NEWARK, N.J. (AP) – A judge sentenced a career criminal to life in prison Wednesday for a brutal home invasion beating caught on a nanny cam after listening to the victim describe how the attack left her with physical and psychological scars.

Shawn Custis said nothing during the hearing and held a folder of papers in front of his face during the proceeding to block photographers from taking his picture.

The woman, who testified against Custis during the trial, gasped and sobbed in the gallery after state Superior Court Judge Ronald Wigler pronounced the sentence and referred to the 45-year-old man as “vicious, depraved and evil.”

The 2013 attack lasted several minutes and started while the woman was sitting with her daughter watching television, with her infant son sleeping upstairs. The woman was punched and kicked repeatedly and thrown down a flight of stairs. The children weren’t physically injured.

Approaching the bench to describe how the crime has affected her, the woman said she suffered a fractured bone in her back and facial injuries and remains so traumatized that she has been unable to return to work and has had to move her family.

“I carry a personal alarm even when I am in the comfort of my own home,” said the woman, who prosecutors asked not be identified. “I am in my own prison. I haven’t opened a window in my house in two years.”

A jury convicted Custis on June 1 of aggravated assault, child endangerment, robbery, burglary, criminal restraint and theft. But the panel acquitted him of the most serious charge, attempted murder.

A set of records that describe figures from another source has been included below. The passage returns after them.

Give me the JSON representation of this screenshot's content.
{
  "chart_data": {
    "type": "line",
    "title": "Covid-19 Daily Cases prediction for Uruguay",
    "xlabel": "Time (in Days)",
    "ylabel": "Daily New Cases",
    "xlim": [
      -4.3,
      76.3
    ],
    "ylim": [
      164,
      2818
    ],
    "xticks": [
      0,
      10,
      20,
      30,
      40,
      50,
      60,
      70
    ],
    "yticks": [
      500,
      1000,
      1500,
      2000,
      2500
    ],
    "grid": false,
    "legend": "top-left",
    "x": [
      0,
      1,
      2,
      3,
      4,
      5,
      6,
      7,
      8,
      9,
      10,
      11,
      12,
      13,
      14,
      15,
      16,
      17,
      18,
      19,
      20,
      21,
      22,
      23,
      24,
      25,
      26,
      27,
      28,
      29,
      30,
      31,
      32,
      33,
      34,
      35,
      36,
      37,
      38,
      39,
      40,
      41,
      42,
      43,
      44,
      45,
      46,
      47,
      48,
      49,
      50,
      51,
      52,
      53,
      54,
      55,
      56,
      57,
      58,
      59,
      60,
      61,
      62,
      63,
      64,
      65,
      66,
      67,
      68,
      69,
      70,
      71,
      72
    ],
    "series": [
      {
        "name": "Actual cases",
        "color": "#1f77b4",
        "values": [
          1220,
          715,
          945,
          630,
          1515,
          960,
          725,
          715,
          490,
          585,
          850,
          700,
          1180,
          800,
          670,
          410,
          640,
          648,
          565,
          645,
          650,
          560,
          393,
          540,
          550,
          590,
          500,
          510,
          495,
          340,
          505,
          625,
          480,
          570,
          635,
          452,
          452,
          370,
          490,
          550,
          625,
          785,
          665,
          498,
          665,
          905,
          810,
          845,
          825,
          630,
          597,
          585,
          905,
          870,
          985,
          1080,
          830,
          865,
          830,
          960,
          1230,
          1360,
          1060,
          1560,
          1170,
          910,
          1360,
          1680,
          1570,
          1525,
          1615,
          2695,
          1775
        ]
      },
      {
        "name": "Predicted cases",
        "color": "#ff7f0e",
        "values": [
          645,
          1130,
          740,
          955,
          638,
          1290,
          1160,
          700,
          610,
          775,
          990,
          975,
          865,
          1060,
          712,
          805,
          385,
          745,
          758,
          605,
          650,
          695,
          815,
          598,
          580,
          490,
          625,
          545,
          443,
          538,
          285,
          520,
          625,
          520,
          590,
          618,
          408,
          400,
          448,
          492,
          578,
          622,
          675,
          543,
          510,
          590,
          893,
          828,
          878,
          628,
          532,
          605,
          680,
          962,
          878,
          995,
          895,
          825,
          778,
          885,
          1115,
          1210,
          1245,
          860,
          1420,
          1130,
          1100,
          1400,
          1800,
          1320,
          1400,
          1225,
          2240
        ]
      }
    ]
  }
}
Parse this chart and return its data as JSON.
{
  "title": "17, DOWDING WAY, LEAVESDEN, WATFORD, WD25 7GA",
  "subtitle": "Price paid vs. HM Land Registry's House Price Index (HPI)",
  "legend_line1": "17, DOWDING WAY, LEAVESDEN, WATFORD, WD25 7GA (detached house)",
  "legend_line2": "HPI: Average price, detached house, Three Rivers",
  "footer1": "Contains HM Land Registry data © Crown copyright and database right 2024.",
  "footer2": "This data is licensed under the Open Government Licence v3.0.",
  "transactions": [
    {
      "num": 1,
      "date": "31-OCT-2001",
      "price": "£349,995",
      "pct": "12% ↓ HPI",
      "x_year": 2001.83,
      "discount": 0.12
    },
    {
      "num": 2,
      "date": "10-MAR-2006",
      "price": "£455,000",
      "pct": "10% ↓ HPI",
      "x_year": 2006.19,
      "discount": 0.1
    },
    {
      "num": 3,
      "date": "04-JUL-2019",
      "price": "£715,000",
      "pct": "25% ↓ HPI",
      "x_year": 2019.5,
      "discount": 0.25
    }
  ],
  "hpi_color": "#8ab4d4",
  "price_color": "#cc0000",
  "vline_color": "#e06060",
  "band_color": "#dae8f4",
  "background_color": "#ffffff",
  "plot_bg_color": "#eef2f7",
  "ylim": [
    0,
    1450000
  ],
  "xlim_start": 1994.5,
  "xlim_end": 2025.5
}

Wigler added an additional five years to Custis’ life sentence for the child endangerment conviction. Custis won’t be eligible for parole for more than 60 years.

Prosecutors had sought a life sentence for the Newark resident based on a criminal past Wigler termed “rather staggering.” It included 38 arrests and 17 felony convictions before the 2013 attack in Millburn, a suburban town several miles from Newark.

One of the previous convictions was for a 1990s home invasion similar to the attack in Millburn, according to Assistant Essex County Prosecutor Jamel Semper.

“Half-measures of leniency haven’t worked to deter this defendant,” Semper told the judge. “He has almost as many arrests as he’s had birthdays.”

Custis’ attorney argued during the trial that the police investigation was biased because a white officer responding to the crime scene was heard on video using a racial slur. Custis is black.

Prosecutors countered that four women who knew Custis identified him after seeing the video of the attack on television, and DNA tests showed blood found on his jeans belonged to the victim.

Defense attorney John McMahon said Custis maintains his innocence and plans to appeal.